Warm Bodies is probably the 2nd most fucked up love story I've ever heard of. With the first being Twilight of course.

Now, don't get me wrong, I like Warm Bodies. Sorta. It's sort of like that guy who's a nice enough guy deep inside but who still really annoys you every now and then, so while you like him, you also really don't want to spend time with him. Warm Bodies is like that.

First, I like all the allegory in Warm Bodies. Zombies are merely humans who can't feel, who suffer from the ennui of human existence and who only really feel alive by 'living' vicariously through other people; usually by eating their brains. Which might explain the prevalence of reality TV shows... The 'human' humans are what most people would consider the good guys in the show, the people who can live, who can experience new emotions and do new things. The bonies are basically the baddies, the ones who; like the Joker, just want to see the world burn. It's only if the good and ambivalent combine forces that evil can be defeated. Which would have been enough of a metaphor/plot for any show. But instead, warm bodies throws in romance as well. Between a zombie and a human because hey, Twilight taught us that the undead aren't repulsive, they're absolutely irresistible to human females. 

So the film is kinda 'busy' in the messages it sends viewers. There's all the imagery about the human condition, and then there's the cheesy romance. It's really like 'Pick one and go with it'. IMO, the cheesy romance kinda dragged the whole show down. I know you're not supposed to think about it, but this relationship may be even more messed up than Bella and Edward's was. For one thing, at least Edward didn't KILL Bella's current boyfriend, eat his brain and then try to hook up with Bella. Yeah...that's just creepy. And the female knows it and still ends up hooking up with the male zombie in the end. Ugh.

Not that I have anything against the whole 'beauty is on the inside' schtick, I mean I liked Beauty and the Beast well enough, but I'm going to draw the line at falling in love in the span of a week, with the zombie that ate your boyfriends brains. Yeah, that's where my suspension of disbelief fails.

Just to summarise, I sorta liked the film. Just couldn't get over the whole zombiebraineatingromance thing. But hey, it's good to see Nicholas Hoult finally starring in a role that can make full use of his acting talent, which is to say none. But that helped him portray a very convincing, lifeless, emotionless zombie. Several times, you can almost imagine it's really a corpse on screen. The only actor that could have been better would be Nicholas Cage -_- Maybe it's something to do with actors called Nicholas not being able to emote. 
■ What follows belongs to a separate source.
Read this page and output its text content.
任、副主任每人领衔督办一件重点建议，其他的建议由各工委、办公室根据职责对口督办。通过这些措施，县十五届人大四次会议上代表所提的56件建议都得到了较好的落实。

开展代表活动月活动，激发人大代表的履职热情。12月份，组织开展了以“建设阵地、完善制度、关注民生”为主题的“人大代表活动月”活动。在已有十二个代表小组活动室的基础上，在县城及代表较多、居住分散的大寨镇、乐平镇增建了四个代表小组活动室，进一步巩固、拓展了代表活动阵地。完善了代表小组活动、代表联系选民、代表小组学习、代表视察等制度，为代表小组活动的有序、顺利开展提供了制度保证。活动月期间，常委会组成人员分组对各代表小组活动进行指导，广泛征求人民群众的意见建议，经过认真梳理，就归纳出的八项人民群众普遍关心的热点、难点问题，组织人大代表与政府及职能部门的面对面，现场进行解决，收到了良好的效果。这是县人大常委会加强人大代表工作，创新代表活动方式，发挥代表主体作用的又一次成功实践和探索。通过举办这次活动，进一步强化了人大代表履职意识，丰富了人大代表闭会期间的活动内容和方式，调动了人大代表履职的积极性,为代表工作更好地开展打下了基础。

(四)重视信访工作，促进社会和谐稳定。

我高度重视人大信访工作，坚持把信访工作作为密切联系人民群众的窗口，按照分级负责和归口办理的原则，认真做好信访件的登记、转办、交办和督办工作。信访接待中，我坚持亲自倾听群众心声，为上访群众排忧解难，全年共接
Before ending, just a few points that made me go WTF

  1. I have no idea if it was intentional but the last Hoult film I watched; Jack the Giant Slayer, also had him in a hoodie. Is this now his 'preferred' gear for acting? Like how shirt, jeans and denim jacket is Tom Cruises?
  2. Zombies. Considering how many times they're shot/stabbed etc, I'm not really sure how it's possible for them to come back to life. At all. Their organs, if they were to regain any sort of normal human function, would basically crap out and they would die. That's not even mentioning the fact that congealed blood doesn't suddenly START flowing again
  3. Why on earth are all these vehicles that haven't been started for 8+ years still working perfectly? You'd think their batteries would have died by now. Also no airbags deployed when the BMW hit that car. 
  4. Seriously, why is Marcus not the star of the show? At least he's awesome. 
  5. I'm surprised the defacto weapon for the human survivors isn't a shotgun. Expecting someone to be able to shoot a zombie running towards them with a headshot is kinda fucked up. At least a spray weapon would ensure that most zombies would be mulch and you might even; accidentally, hit the head.